Numerical study of damping methods for dynamic analysis of aeronautical transmission systems

In the aeronautical engine field, the demand for higher performances and lighter components increases by the day: accomplishing both those improvements is anything but a simple task. In fact, complexity in the study of innovative components sharply arises when their dynamics is involved. Vibrations, as well as resonance phenomena, represent a crucial aspect that must be investigated. Prevention is better than cure: in the design process, the ability to detect any anomalous working condition and thus preventing them to happen would be an incredibly useful tool. This is easier said than done, as modeling the dynamic behavior of such complex components has always been a hard task for engineers. Finite Element model creation is the mandatory first step in every computational analysis of structures. Capturing geometrical features, peculiar material properties for the previously mentioned components requires a very precise mathematical approximation, leading to large models which quickly become prohibitive in terms of computational cost for dynamic analysis.
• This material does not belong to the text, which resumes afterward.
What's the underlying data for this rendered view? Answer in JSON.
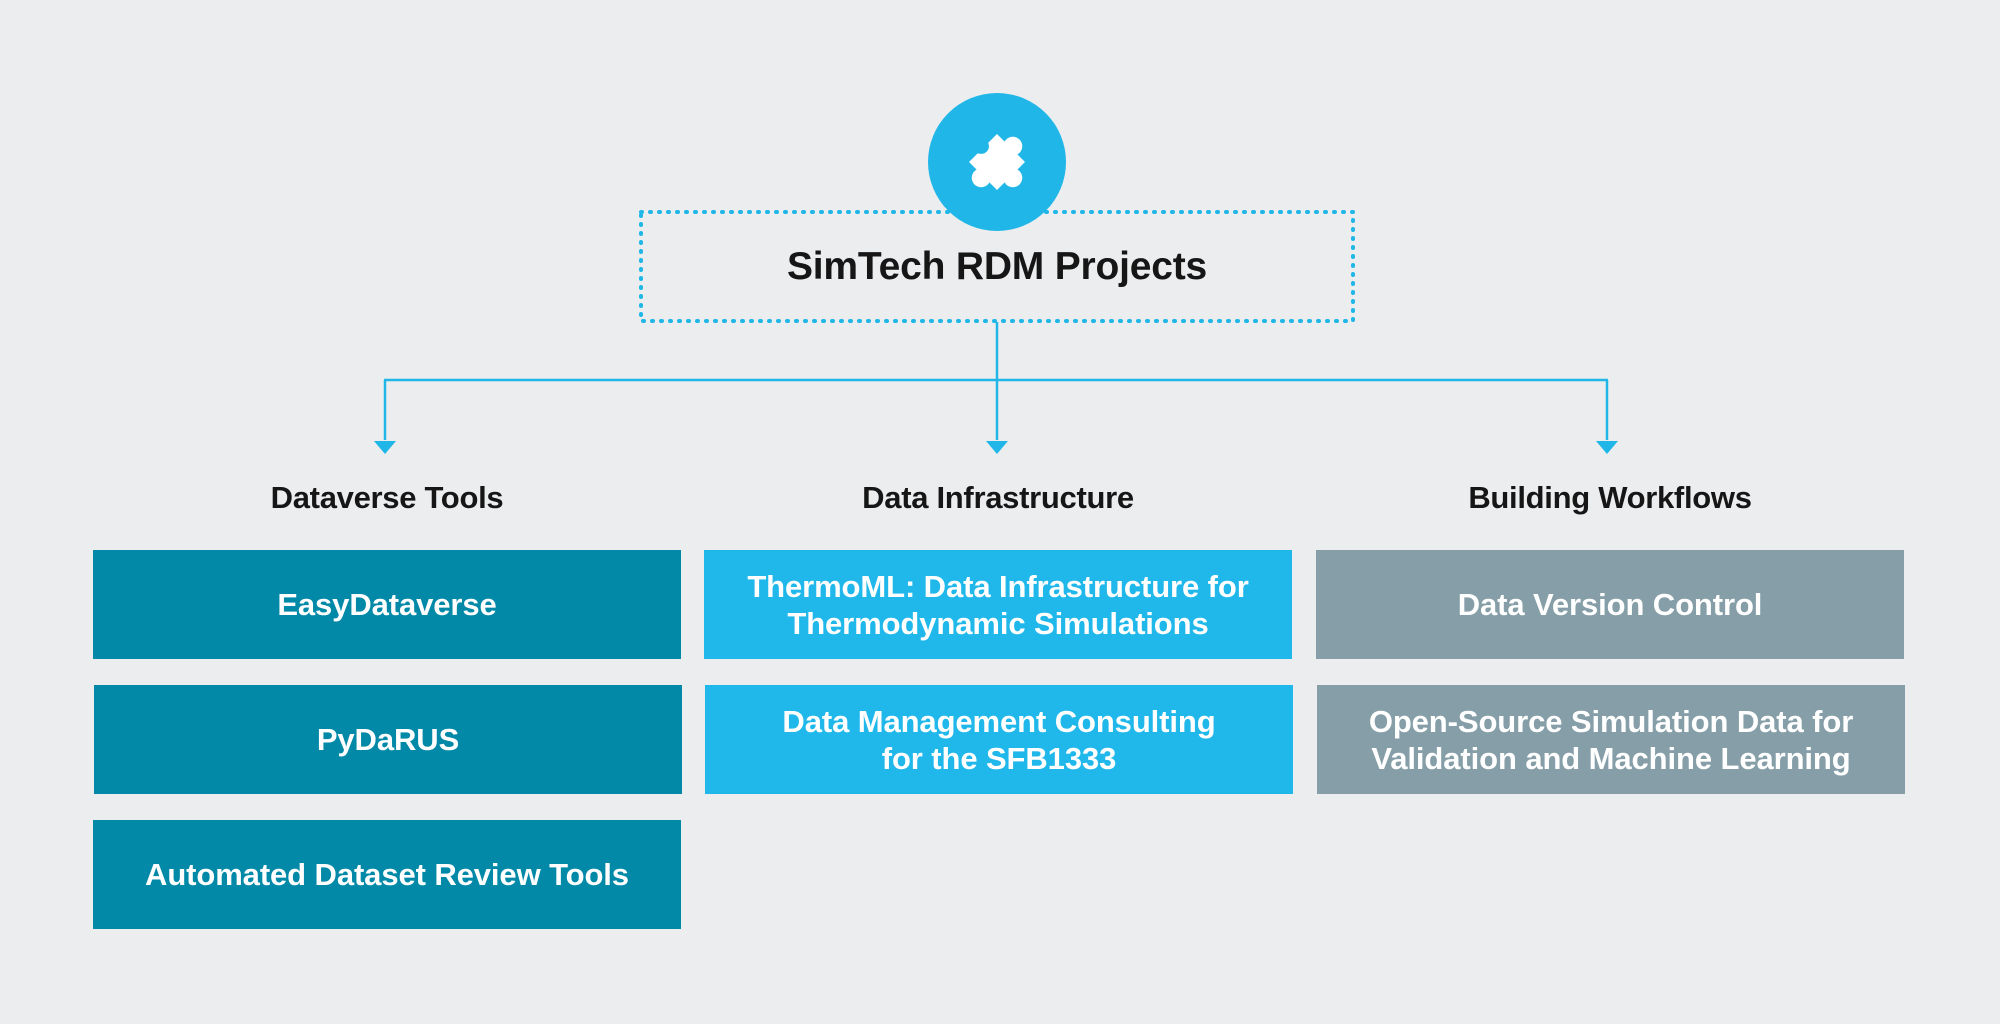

Reduction is the key to success, and currently the best – if not the only – method that permits those highly computational costs simulations to be performed. In this project, two ways present in literature to perform the reduction will be studied, showing pros and cons of both. One of the reasons that further raises the difficulty is the implementation of damping models into the analysis: the aim of this thesis project is to find a suitable way to include damping effects into reduced systems. Starting from the analysis of two test cases, effects on damping modeling will be analyzed and discussed. Then, a practical application on a commercial aircraft component will be shown.